Aufgrund des Steuerdeals mit Grossbritannien und Österreich hat die Schweiz die ersten Zahlungen geleistet: Nach London flossen 372 Millionen Franken, nach Wien 515 Millionen.


Die Abgeltungssteuer im Praxistest

3:17 min, aus Echo der Zeit vom 25.07.2013

Die Schweiz hat eine erste Zahlung aufgrund der Steuerabkommen mit Grossbritannien und Österreich geleistet. Die Zahlung an London beträgt umgerechnet rund 372 Millionen Franken und jene an Wien umgerechnet rund 515 Millionen Franken. Dies teilte die Eidgenössische Steuerverwaltung
(ESTV) mit.

Mit der Überweisung kommt die Schweiz ihren Verpflichtungen aus den Steuerabkommen mit den beiden Ländern nach. Beide Abkommen sind seit Anfang Jahr in Kraft.

Steuerpflichtige bleiben anonym

Die Quellensteuer wird auf Schweizer Bankkonten oder Wertschriftendepots von britischen und österreichischen Steuerpflichtigen erhoben.

Dadurch wird die Steuerpflicht aus Sicht der zwei Länder erfüllt, die Personen bleiben aber anonym. Der mit Grossbritannien vereinbarte Steuersatz beträgt zwischen 21 und 41 Prozent. Schwarzgeld aus Österreich wird mit 15 bis 38 Prozent besteuert.

Tausend-Franken-Scheine

Bildlegende: Das überwiesene Geld stammt von Steuerpflichtigen aus Grossbritannien und Österreich. Keystone/symbolbild

Zahlreiche Kunden wählten Alternative

Als Alternative können die Steuerpflichtigen ihre Vermögen auch offenlegen. In diesem Zusammenhang erhielt die ESTV 14'789 Meldungen. Die Steuerpflichtigen deklarierten Vermögen im Wert von 6,4 Milliarden Franken (Grossbritannien) beziehungsweise 5,4 Milliarden Franken (Österreich).

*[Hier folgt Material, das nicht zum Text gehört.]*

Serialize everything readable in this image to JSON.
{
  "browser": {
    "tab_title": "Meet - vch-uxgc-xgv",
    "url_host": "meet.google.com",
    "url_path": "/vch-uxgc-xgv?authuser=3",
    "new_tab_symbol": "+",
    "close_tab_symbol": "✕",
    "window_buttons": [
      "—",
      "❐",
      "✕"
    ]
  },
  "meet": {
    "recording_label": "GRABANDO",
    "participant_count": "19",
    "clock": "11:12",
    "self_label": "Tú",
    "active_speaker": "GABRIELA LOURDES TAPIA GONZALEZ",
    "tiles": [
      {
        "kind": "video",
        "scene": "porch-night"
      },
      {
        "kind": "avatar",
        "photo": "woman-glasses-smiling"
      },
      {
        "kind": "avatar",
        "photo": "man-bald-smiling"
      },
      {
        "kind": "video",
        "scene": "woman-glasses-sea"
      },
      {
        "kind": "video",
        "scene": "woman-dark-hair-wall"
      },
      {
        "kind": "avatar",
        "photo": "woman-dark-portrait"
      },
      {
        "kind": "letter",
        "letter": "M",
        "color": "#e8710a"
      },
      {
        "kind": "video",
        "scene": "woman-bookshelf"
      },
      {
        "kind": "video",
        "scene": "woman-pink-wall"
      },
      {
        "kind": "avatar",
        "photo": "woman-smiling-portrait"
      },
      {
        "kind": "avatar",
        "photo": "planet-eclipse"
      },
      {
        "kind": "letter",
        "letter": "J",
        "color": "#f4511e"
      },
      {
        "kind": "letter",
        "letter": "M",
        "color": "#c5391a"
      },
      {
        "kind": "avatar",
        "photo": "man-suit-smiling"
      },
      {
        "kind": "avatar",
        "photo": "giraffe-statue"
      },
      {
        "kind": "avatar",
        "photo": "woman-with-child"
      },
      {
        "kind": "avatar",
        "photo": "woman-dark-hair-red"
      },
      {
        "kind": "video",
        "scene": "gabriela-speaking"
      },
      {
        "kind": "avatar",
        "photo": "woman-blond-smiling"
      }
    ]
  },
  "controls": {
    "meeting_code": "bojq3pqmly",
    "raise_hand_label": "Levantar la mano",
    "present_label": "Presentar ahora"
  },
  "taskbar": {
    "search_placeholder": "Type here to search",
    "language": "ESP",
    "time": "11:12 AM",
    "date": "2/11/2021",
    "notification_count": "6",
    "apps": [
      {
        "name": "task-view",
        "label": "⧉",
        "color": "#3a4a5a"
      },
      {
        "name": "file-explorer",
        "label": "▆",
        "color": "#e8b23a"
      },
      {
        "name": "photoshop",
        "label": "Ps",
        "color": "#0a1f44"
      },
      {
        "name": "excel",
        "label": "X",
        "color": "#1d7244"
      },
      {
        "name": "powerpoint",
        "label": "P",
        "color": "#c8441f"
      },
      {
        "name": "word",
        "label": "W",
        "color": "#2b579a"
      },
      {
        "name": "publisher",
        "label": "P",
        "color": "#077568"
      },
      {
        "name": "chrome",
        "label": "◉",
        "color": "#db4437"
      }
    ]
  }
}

Die Steuerverwaltung wird nun monatlich bis Juni 2014 Quellensteuern an die beiden Länder zahlen und die Selbstdeklarationen weiterleiten.

Ab März 2014 wird die ESTV auch Quellensteuern auf Kapitaleinkünften österreichischer und britischer Steuerpflichtigen überweisen. Die Steuersätze für Briten betragen zwischen 27 und 48 Prozent. Für österreichische Kunden gilt ein Satz von 25 Prozent.

Weitere Abkommen angestrebt

Aus Sicht der Steuerverwaltung zeigen die ersten Ergebnisse, dass mit dem Quellensteuerabkommen das Ziel eines steuerlich sauberen Finanzplatzes erreicht werden kann. Die Schweiz verhandelt mit Italien und Griechenland über ähnliche Abkommen.